Limited additional investments could have a transformative impact: for example, in AI, universities and government labs alone don’t have the resources to train large language models – so U.S. progress in this field is dependent on a few large companies. With some investment, a National AI Research Resource could unlock huge leaps in fusion technology or rapid, life-saving drug discovery. In biology, some public investment could jump-start our synthetic biology manufacturing sector, create high-quality jobs domestically, and avoid past mistakes such as the rapid off-shoring to China of US-invented battery technology.  
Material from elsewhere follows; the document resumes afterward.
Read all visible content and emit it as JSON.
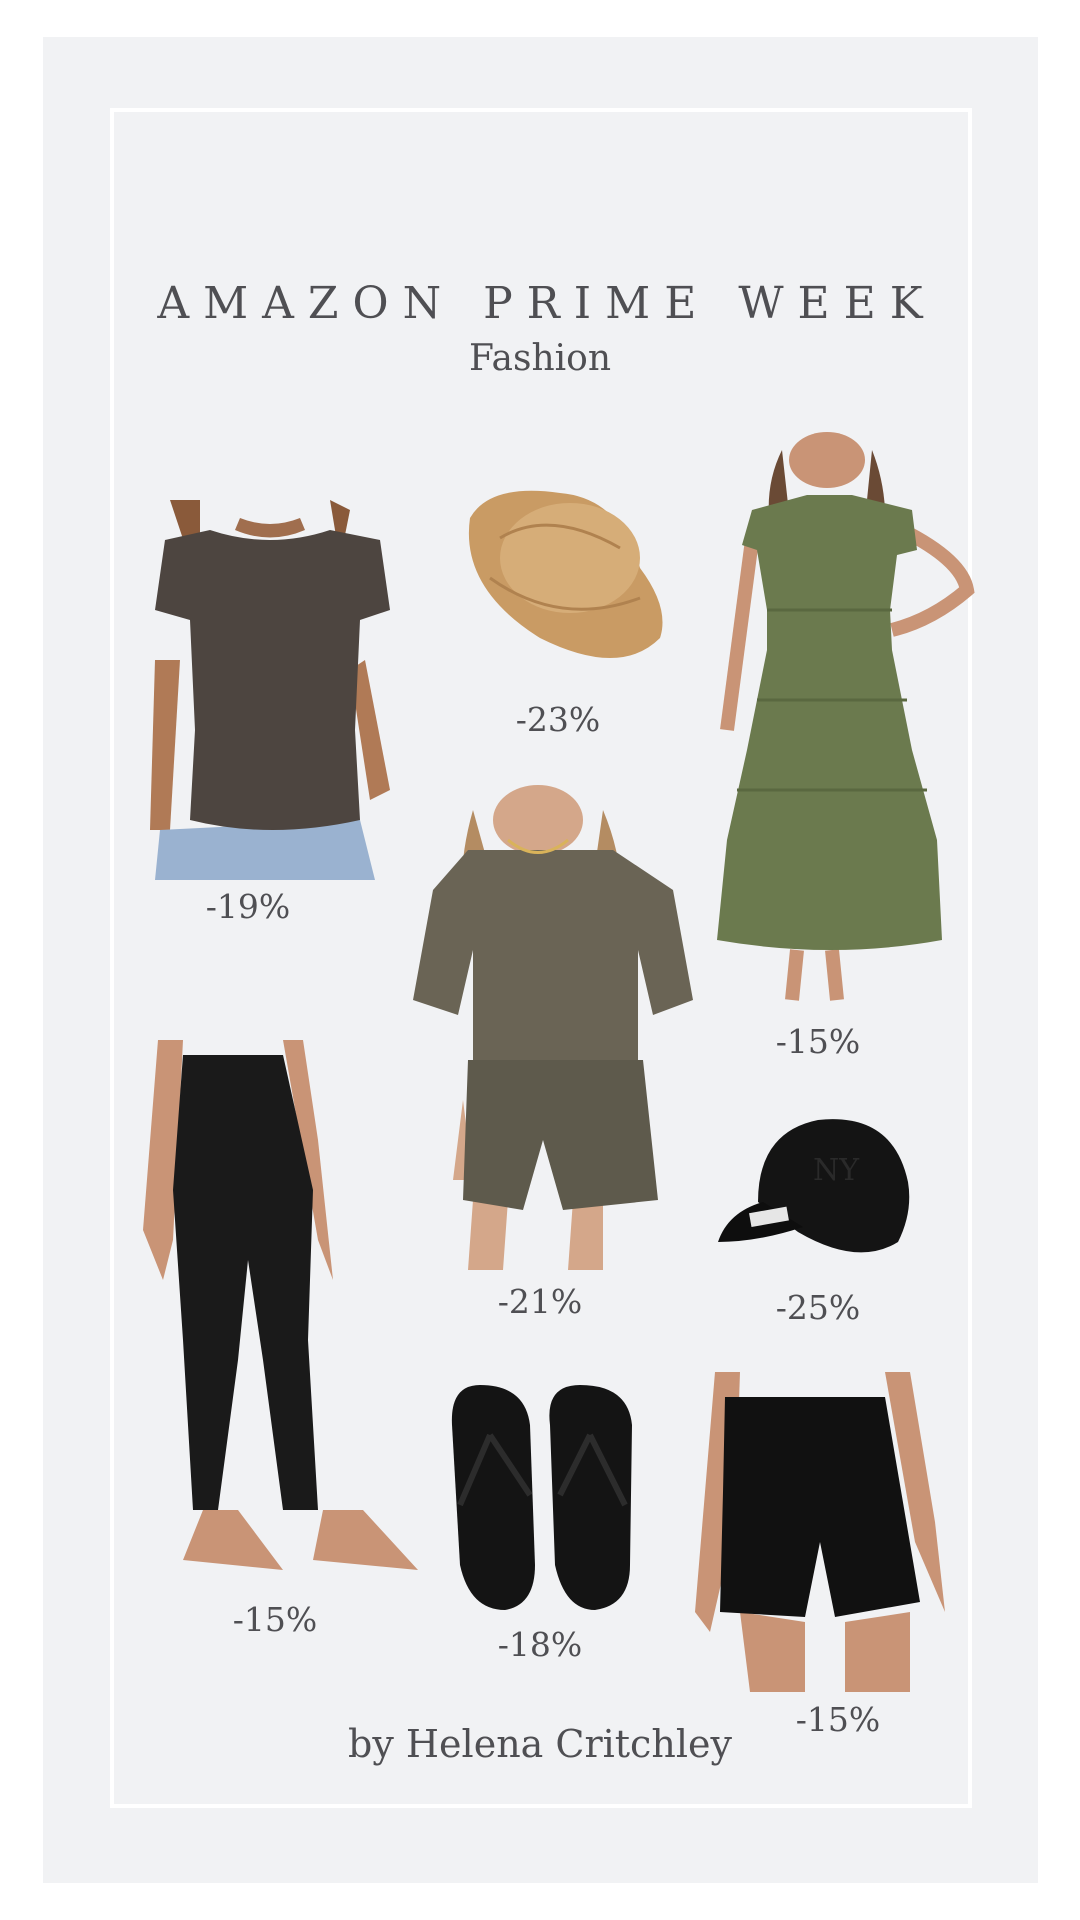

The U.S is in danger of letting a transformative opportunity slip away. After passing the CHIPS and Science Act, some now argue for drastic cuts in the proposed spending, claiming that it is less critical because it is not directly related to defense, and that it is cheaper to constraining China’s technological capabilities. Many in Congress are understandably worried about deficits, but it would be shortsighted to cut back on our national R&D efforts. 

There is no better, more efficient way to protect U.S. national security than to ensure that – in this technological race – we have what it takes to lead. Let’s not let the impressive, bipartisan achievement of the CHIPS and Science Act go to waste.  It’s time to run faster. 

Anja Manuel is the executive director of the Aspen Security Forum.